Citadel, dont la branche marchés de capitaux gère environ 35 % des transactions boursières de détail aux États-Unis, a été confrontée à un revers dans le secteur de la cryptographie après avoir soutenu devant la Securities and Exchange Commission que la finance décentralisée devrait être réglementée de la même manière que son homologue traditionnelle. Mais Pellegrino a déclaré que LayerZero ne se concentrait pas sur l’opinion de l’industrie à l’égard de Citadel, mais sur le recours aux institutions mondiales les plus expérimentées en matière de structures de marché.

“Quand on pense aux prochaines années, que vont passer les marchés de 7 jours sur 7 à 24 heures sur 24, 7 jours sur 7 ? À quoi cela ressemblera-t-il lorsque les marchés deviendront complètement mondiaux ?” dit Pellegrino. “Comment construire réellement ces marchés pour l’avenir ?”

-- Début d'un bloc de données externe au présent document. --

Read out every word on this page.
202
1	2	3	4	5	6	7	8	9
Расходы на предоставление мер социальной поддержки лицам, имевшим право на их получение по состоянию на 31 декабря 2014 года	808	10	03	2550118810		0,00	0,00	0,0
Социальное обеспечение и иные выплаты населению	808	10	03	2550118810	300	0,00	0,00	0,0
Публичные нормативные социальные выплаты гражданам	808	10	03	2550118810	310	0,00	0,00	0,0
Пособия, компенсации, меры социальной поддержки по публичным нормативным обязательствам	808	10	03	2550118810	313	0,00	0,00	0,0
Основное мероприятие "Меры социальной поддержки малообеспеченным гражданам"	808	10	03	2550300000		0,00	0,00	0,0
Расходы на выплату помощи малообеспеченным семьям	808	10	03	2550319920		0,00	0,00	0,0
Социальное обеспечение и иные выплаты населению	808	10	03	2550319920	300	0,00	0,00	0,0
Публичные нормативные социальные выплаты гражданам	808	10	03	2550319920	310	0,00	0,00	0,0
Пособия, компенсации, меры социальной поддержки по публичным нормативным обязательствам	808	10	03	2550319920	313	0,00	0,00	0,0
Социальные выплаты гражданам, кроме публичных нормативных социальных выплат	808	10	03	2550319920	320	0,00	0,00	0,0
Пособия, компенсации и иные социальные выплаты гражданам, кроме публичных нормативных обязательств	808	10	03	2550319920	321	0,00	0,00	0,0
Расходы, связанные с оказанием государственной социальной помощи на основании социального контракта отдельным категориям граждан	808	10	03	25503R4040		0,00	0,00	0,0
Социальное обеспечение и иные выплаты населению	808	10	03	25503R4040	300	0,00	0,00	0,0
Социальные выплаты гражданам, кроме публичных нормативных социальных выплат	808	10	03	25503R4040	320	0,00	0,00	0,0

À ce stade, tout est encore théorique, de la blockchain Zero elle-même à la manière dont le NYSE intègre la décentralisation dans son infrastructure de base. Lorsqu’on lui a demandé comment le NYSE adopterait Zero, Pellegrino a répondu qu’il ne voulait pas parler au nom de l’entreprise, arguant qu’elle ne pouvait actuellement pas gérer ses systèmes via la blockchain en raison de problèmes de coût et de rapidité.

“Ce n’est pas ce qui existe aujourd’hui”, a déclaré Raz Zarick, co-fondateur de LayerZero. “Mais quelque chose qui utilise réellement 2 millions de transactions par seconde, c’est la future économie mondiale.”